Epistasis Blog

From the Artificial Intelligence Innovation Lab at Cedars-Sinai Medical Center (www.epistasis.org)

Sunday, March 31, 2019

How to increase our belief in discovered statistical interactions via large-scale association studies?

Our new paper with Dr. Kristel van Steen on approaches for improving evidence for statistical interactions.

Van Steen K, Moore JH. How to increase our belief in discovered statistical interactions via large-scale association studies? Hum Genet. 2019 [PubMed] [Human Genetics]


Abstract

The understanding that differences in biological epistasis may impact disease risk, diagnosis, or disease management stands in wide contrast to the unavailability of widely accepted large-scale epistasis analysis protocols. Several choices in the analysis workflow will impact false-positive and false-negative rates. One of these choices relates to the exploitation of particular modelling or testing strategies. The strengths and limitations of these need to be well understood, as well as the contexts in which these hold.

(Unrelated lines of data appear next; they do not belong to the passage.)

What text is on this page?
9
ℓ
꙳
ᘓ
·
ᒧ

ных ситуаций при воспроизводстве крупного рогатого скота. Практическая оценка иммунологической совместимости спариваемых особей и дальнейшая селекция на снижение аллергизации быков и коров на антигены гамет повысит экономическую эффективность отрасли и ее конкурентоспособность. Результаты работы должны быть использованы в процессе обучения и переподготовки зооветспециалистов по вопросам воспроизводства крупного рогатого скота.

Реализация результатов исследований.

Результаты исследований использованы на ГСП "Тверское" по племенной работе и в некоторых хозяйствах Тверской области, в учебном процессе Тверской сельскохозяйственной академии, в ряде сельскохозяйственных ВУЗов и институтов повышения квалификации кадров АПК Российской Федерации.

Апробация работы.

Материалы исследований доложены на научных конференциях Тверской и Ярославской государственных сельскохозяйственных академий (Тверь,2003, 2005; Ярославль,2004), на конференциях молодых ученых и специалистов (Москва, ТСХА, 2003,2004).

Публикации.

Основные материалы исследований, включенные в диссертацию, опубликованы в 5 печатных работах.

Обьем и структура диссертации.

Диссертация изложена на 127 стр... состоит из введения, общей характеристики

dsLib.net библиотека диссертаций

This will contribute to determining the potentially complementary value of epistasis detection workflows and is expected to increase replication success with biological relevance. In this contribution, we take a recently introduced regression-based epistasis detection tool as a leading example to review the key elements that need to be considered to fully appreciate the value of analytical epistasis detection performance assessments. We point out unresolved hurdles and give our perspectives towards overcoming these.